3. “When I am watching “A bite of China, which is a famous documentary about Chinese food, I always try to skip that part features college entrance exam…it is too triggering.”

Is the tension that comes with high school entrance exams something I personally feel? Perhaps not. In the widely acclaimed Chinese food documentary "A bite  of China", there is a scene in which a high school girl, Gao XinYa, studies hard for the college entrance exam in Mao Tanchang Middle School, which has 90 classes for the college entrance exam, and her mother gives up her own job to take care of her child full-time for ten months: cooking and washing clothes for her. The documentary records the mother cooking all kinds of food for her daughter. This symbiotic relationship between mother and daughter, extended by the exams, reflects the importance that Chinese people attach to the exams: students don't need to "waste time" on anything except preparing for the exams, and their parents do everything for them. The difficulty and pressure of taking an exam that makes everything but the exam unimportant can be imagined.

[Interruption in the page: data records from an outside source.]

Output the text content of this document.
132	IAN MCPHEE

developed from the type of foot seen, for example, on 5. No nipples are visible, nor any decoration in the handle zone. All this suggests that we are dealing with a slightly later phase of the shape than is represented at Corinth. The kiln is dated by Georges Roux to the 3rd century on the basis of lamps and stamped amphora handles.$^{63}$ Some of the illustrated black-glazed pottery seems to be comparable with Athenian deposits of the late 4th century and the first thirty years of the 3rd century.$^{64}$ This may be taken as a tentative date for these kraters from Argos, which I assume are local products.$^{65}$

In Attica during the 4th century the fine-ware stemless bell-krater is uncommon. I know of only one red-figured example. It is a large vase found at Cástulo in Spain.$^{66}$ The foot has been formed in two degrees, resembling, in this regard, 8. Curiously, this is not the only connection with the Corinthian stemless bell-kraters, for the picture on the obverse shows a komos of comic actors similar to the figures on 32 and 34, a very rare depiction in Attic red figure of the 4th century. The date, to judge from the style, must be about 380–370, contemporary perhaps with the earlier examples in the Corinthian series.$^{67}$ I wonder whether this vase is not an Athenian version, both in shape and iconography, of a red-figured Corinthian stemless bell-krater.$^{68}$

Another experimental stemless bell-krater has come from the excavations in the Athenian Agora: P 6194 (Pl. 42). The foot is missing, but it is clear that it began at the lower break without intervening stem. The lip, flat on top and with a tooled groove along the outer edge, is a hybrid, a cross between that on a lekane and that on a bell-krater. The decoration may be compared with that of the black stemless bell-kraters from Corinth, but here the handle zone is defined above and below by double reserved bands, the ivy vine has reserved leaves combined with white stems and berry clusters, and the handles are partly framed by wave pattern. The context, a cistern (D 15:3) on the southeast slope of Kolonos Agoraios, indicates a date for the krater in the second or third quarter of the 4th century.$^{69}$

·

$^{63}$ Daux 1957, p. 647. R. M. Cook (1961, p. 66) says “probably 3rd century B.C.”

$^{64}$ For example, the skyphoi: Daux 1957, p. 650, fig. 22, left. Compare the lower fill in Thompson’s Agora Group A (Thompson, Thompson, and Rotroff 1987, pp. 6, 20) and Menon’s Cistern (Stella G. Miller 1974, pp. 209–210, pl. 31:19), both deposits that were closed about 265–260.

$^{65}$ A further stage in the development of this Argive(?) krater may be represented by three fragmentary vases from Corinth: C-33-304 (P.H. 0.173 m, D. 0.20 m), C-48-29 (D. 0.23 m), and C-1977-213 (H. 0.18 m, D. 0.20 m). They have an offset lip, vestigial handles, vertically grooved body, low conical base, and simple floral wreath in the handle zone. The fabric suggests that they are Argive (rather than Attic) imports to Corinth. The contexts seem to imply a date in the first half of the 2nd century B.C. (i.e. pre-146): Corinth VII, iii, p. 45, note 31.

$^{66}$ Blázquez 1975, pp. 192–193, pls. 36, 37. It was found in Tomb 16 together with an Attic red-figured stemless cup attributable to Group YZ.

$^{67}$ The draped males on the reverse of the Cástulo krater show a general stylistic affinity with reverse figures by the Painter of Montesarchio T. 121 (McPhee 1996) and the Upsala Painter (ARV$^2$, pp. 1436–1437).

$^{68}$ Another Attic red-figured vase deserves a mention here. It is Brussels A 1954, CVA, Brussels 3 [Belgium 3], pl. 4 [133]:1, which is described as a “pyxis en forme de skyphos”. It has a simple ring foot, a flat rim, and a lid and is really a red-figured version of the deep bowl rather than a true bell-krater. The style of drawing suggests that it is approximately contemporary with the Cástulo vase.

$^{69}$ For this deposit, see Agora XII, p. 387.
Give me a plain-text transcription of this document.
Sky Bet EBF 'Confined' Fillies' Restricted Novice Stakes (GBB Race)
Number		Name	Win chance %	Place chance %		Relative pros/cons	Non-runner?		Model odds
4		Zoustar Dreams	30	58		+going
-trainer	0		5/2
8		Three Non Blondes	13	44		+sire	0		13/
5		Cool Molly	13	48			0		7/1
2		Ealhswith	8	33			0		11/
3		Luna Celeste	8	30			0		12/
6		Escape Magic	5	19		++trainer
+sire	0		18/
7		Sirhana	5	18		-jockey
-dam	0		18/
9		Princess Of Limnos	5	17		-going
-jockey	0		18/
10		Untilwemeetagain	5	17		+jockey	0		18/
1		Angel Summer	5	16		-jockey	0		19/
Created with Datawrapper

There is more than one such movie and television production: another documentary called "Gao Kao(The High School Entrance Exam)" focuses on the very high school where Gao Xin Ya prepares for the entrance exam: Maotanchang Middle School. In Japan, the TV series "Dragon Sakura", which depicts the preparation of high school students for the exams, describes how a lawyer helps several students with poor grades to get into the University of Tokyo, a prestigious school in Japan; while the movie "Flying Colors" tells how the female high school student who is ranked at the bottom of the list gets into Keio University; in the South Korean TV series "Please Reply 1988", there is a scene in which the female protagonist gets a nosebleed because of hard studying…But what I find particularly interesting is that this pressure seems to be a one-time thing: in my life after the entrance exams, I have hardly met anyone or anything else with such pressure to contend with. The college entrance exam itself does seem like a dream I'm going to study; it may only appear once in your life, and then it fades away with the passage of time. But it doesn't seem to fade away. It may be dusty and forgotten, but it will attach itself to the iceberg of your subconscious mind as a memory that may be recalled at any time.


4. “I still have that dream that the whole class turned and looked at me just because I could not figure out one simple math question”

A dreamer mentioned her dream to me as above, this is the 6th year after she attended college entrance exam in Yunnan province.

Nine years after my GaoKao, which is this year,  when I was doing making research for my thesis, I made a fake English GaoKao paper. As I stared happily at the printer and held the printed "paper" in my hand, a strange and familiar panic came over me. No images came to my mind, and I seemed to have forgotten what I had seen when I faced each and every paper in high school, but holding this "paper" in my hand, which was similar in size to the actual GaoKao paper, suddenly made me realize that all the things that the GaoKao exams had brought to me had never disappeared. They are still triggered by something as trivial as "a fake test paper".

Many of the people I interviewed said that taking the college entrance exam and going back to their high school days or earlier student days was a recurring dream they had. This major event before the age of eighteen and minor events on the road to life in the future, seems to be a regular theme that haunts some East Asians. 

Even after so many years, some of us still try to block this period of time out of our memories, to run away from the used-to-be live “nightmares” of ours.